Creating a rural renaissance
With small towns and rural areas lagging behind their urban counterparts in terms of economic growth, N.C. State University economist Mike Walden outlines strategies that could be used to improve rural and small town prospects in North Carolina.
“I’ve argued that this is probably our biggest economic challenge in North Carolina. Urban areas have actually been doing well – growing. Rural and small town areas, not so much.
“I think there (are) several strategies we can look at. One is simply to link those urban areas, those growing urban areas, to nearby rural areas – link them in terms of transportation, whether that be surface transportation or actually virtual transportation.

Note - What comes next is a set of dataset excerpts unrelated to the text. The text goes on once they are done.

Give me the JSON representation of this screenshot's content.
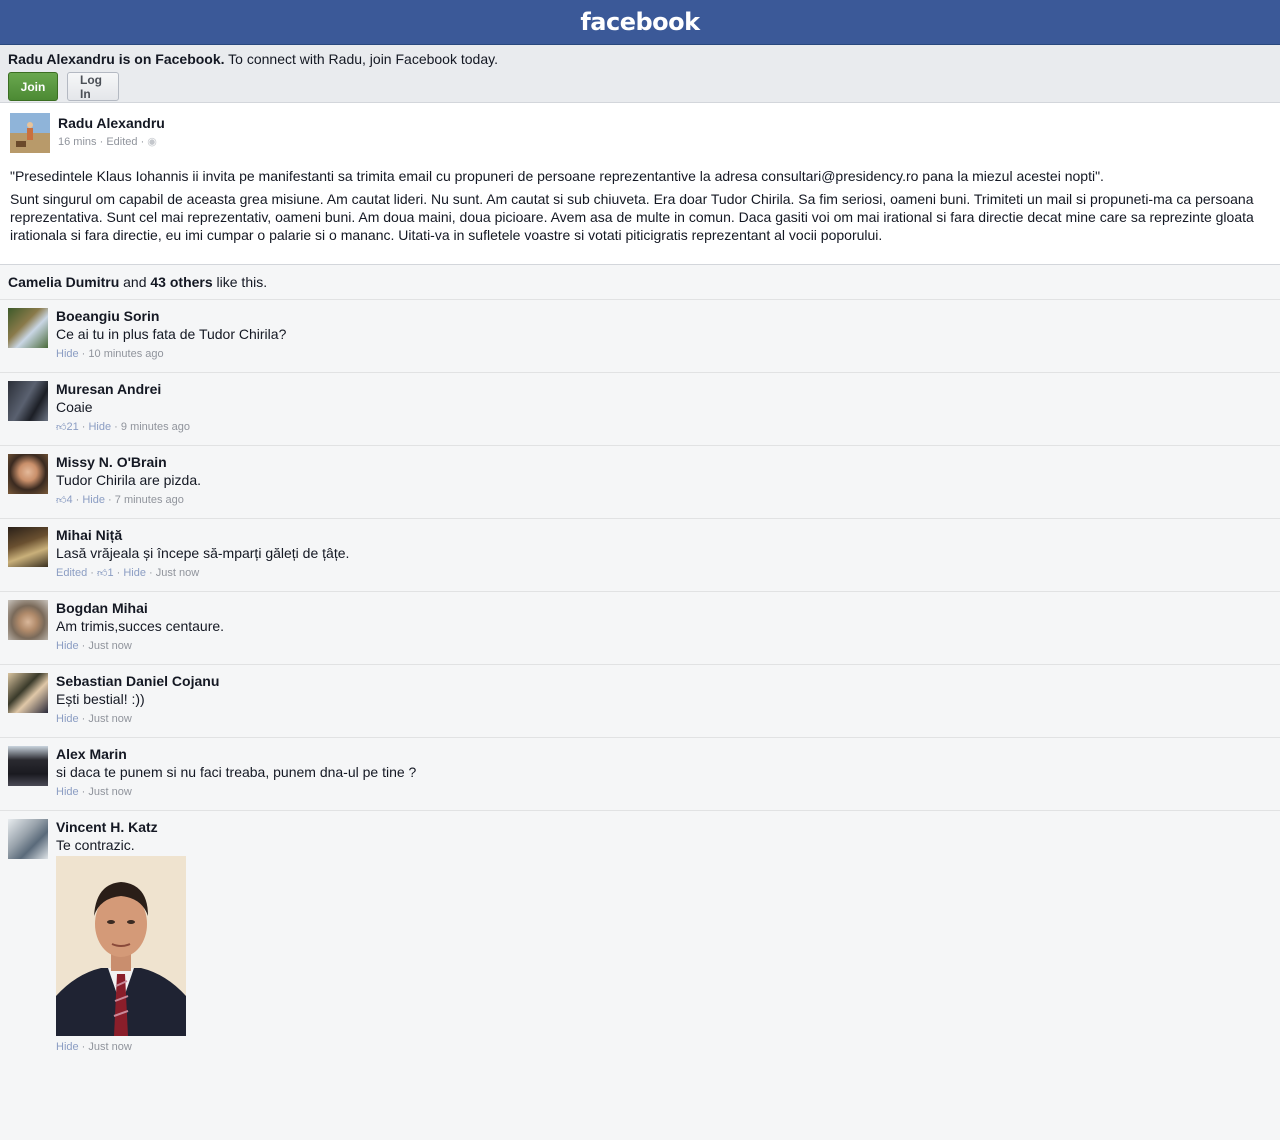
{
  "header": {
    "logo": "facebook"
  },
  "join_bar": {
    "name_bold": "Radu Alexandru is on Facebook.",
    "message": " To connect with Radu, join Facebook today.",
    "join_label": "Join",
    "login_label": "Log In"
  },
  "post": {
    "author": "Radu Alexandru",
    "time": "16 mins",
    "edited": "Edited",
    "separator": " · ",
    "paragraph1": "\"Presedintele Klaus Iohannis ii invita pe manifestanti sa trimita email cu propuneri de persoane reprezentantive la adresa consultari@presidency.ro pana la miezul acestei nopti\".",
    "paragraph2": "Sunt singurul om capabil de aceasta grea misiune. Am cautat lideri. Nu sunt. Am cautat si sub chiuveta. Era doar Tudor Chirila. Sa fim seriosi, oameni buni. Trimiteti un mail si propuneti-ma ca persoana reprezentativa. Sunt cel mai reprezentativ, oameni buni. Am doua maini, doua picioare. Avem asa de multe in comun. Daca gasiti voi om mai irational si fara directie decat mine care sa reprezinte gloata irationala si fara directie, eu imi cumpar o palarie si o mananc. Uitati-va in sufletele voastre si votati piticigratis reprezentant al vocii poporului."
  },
  "likes": {
    "name": "Camelia Dumitru",
    "and": " and ",
    "others": "43 others",
    "suffix": " like this."
  },
  "comments": [
    {
      "name": "Boeangiu Sorin",
      "text": "Ce ai tu in plus fata de Tudor Chirila?",
      "hide": "Hide",
      "time": "10 minutes ago"
    },
    {
      "name": "Muresan Andrei",
      "text": "Coaie",
      "likes": "21",
      "hide": "Hide",
      "time": "9 minutes ago"
    },
    {
      "name": "Missy N. O'Brain",
      "text": "Tudor Chirila are pizda.",
      "likes": "4",
      "hide": "Hide",
      "time": "7 minutes ago"
    },
    {
      "name": "Mihai Niță",
      "text": "Lasă vrăjeala și începe să-mparți găleți de țâțe.",
      "edited": "Edited",
      "likes": "1",
      "hide": "Hide",
      "time": "Just now"
    },
    {
      "name": "Bogdan Mihai",
      "text": "Am trimis,succes centaure.",
      "hide": "Hide",
      "time": "Just now"
    },
    {
      "name": "Sebastian Daniel Cojanu",
      "text": "Ești bestial! :))",
      "hide": "Hide",
      "time": "Just now"
    },
    {
      "name": "Alex Marin",
      "text": "si daca te punem si nu faci treaba, punem dna-ul pe tine ?",
      "hide": "Hide",
      "time": "Just now"
    },
    {
      "name": "Vincent H. Katz",
      "text": "Te contrazic.",
      "hide": "Hide",
      "time": "Just now"
    }
  ],
  "sep": " · ",
  "colors": {
    "brand": "#3b5998",
    "join_green": "#4c8a34",
    "link_muted": "#8b9dc3"
  }
}
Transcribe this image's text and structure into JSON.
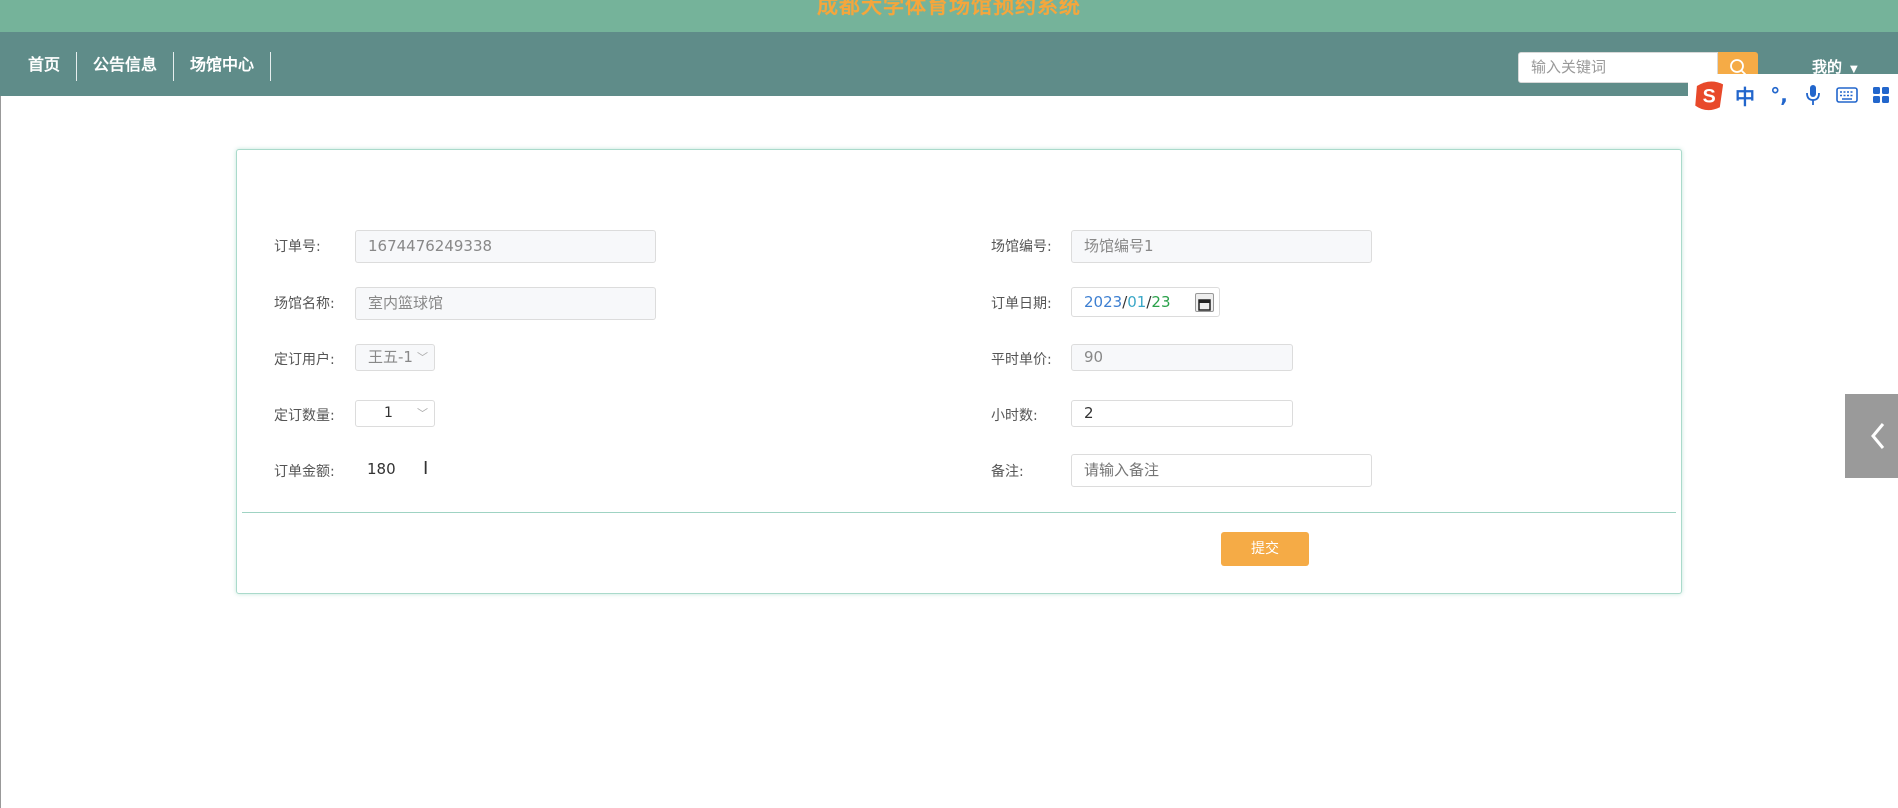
{
  "header": {
    "site_title": "成都大学体育场馆预约系统"
  },
  "nav": {
    "items": [
      {
        "label": "首页"
      },
      {
        "label": "公告信息"
      },
      {
        "label": "场馆中心"
      }
    ],
    "search_placeholder": "输入关键词",
    "mine_label": "我的",
    "accent": "#f5ab46"
  },
  "ime": {
    "items": [
      "sogou-logo",
      "中",
      "°,",
      "mic",
      "keyboard",
      "grid"
    ]
  },
  "form": {
    "order_no": {
      "label": "订单号:",
      "value": "1674476249338"
    },
    "venue_no": {
      "label": "场馆编号:",
      "value": "场馆编号1"
    },
    "venue_name": {
      "label": "场馆名称:",
      "value": "室内篮球馆"
    },
    "order_date": {
      "label": "订单日期:",
      "year": "2023",
      "sep": "/",
      "month": "01",
      "day": "23"
    },
    "booking_user": {
      "label": "定订用户:",
      "value": "王五-1"
    },
    "unit_price": {
      "label": "平时单价:",
      "value": "90"
    },
    "quantity": {
      "label": "定订数量:",
      "value": "1"
    },
    "hours": {
      "label": "小时数:",
      "value": "2"
    },
    "amount": {
      "label": "订单金额:",
      "value": "180"
    },
    "remark": {
      "label": "备注:",
      "placeholder": "请输入备注"
    },
    "submit_label": "提交"
  },
  "colors": {
    "banner": "#75b39a",
    "navbar": "#5f8c89",
    "title": "#f5a63c",
    "card_border": "#aadacb"
  }
}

“One reason why a company, let’s say, who wanted to be in the Triangle area and access other Triangle companies, yet (a reason) they would want to perhaps locate in a surrounding rural county is cheaper land. So, if we can make their accessibility greater, they may end up locating in that rural county (but) still interacting with the urban areas.
“Second economic development tool is retirees, bringing retirees from the north (and) the midwest to our beautiful rural and small town areas, bringing their pensions, bringing their Social Security.
“Agriculture clearly is on the upswing. We have a growing world … demand for food products – the kind that we can deliver. So I think agriculture and growing agriculture can be a source of improvement in rural areas.
“Interstates: We have two interstates that either need to be improved or need to be built, and if they are improved and built, they can really help rural areas – I-95, and I-73, both of them cutting through rural areas. We need to focus on those; see what can be done.
“And then lastly, the Panama Canal: The expansion of the Panama Canal is going to bring a lot of new freight to the east coast that can run up our state to warehouses, delivery places. That can be a generator of economic growth in rural and small towns.”